PS: Note that the texture is different because bakeries use *lievito madre *which takes 36 hours, and then *lievito nostrano* (12 hours).


----------



## siduri (Aug 13, 2006)

great, thanks, Daziano. I wonder if the texture could be reproduced using the method of putting very little yeast in it, and letting it sit for many hours, like 24, sort of like in the "no knead bread" that's been going around the internet - it gives that open-holed chewy texture. I've been experimenting this method with sweet breads too, with great results.

i stopped buying fresh lievito di birra here because often it was sitting around for months, and sometimes it had been frozen and thawed, and the shopkeeper said "oh, sure, that's fine" but it never worked! (Hardly anyone makes bread at home here, or does any baking - yeah, i know, a big surprise to me). I can get various active dry yeasts in health food stores (canestro is one in rome, or naturasi) and also the supermarket sells "mastro fornaio" a dry active yeast done by pane degli angeli. And the naturasi store has what i think is a dried lievito madre (a largish bag, not the usual little bag of plain yeast which is a "natural yeast" but i don't think actually a "sourdough")

Still you didn;t answer my question - *did you actually make THAT bread - the one you took the picture of - at home? 
*


----------



## daziano (Mar 31, 2007)

Yes, I made the bread *myself* and it *worked*, and I'll make it again this year. The photo was sent to me by one of my cousins, the one who shared with me the recipe.

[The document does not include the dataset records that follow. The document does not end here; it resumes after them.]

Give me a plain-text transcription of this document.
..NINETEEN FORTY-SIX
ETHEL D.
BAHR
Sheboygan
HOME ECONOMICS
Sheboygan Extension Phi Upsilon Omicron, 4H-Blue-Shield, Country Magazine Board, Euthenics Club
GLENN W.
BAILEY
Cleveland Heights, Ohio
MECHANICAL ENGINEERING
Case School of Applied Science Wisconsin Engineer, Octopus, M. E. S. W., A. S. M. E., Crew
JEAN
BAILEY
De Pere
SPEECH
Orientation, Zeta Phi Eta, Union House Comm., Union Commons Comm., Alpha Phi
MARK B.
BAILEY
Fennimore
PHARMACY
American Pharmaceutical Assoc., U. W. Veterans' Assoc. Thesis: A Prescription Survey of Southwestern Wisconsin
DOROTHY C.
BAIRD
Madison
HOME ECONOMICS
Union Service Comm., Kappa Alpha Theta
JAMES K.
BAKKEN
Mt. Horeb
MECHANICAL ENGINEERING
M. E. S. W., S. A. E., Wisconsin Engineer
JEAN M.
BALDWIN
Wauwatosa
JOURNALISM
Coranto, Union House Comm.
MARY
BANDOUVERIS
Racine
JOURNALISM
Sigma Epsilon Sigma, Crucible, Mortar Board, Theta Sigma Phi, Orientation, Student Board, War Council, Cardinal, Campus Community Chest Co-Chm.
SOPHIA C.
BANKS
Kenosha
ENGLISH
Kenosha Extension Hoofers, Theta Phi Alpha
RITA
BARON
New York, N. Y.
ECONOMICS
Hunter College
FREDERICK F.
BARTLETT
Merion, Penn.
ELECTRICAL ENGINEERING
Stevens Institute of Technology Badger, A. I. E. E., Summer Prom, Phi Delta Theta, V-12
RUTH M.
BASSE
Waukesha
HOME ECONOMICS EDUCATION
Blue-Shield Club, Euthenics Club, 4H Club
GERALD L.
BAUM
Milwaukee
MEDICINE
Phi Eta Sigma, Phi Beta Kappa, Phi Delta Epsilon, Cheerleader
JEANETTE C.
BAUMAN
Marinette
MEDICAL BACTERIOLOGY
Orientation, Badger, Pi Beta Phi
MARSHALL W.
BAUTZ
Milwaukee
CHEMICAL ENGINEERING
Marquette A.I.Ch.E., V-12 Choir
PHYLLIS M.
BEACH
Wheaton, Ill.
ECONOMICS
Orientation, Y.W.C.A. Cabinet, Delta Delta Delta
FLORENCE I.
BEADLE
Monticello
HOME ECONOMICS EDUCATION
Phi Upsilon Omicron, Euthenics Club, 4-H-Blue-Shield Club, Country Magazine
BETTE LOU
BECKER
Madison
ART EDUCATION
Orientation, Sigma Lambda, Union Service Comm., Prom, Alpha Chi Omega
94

And you're right. It'll be much better if you use the method you mentioned, indeed that's a homemade version of the *lievito madre*.

Also, if you like your colomba with a bit humid texture you can add some honey. I prefer a dryer one, so I've omitted that option in my recipe.

Take care and hope you'll get excellent results!


----------



## siduri (Aug 13, 2006)

thanks so much!


----------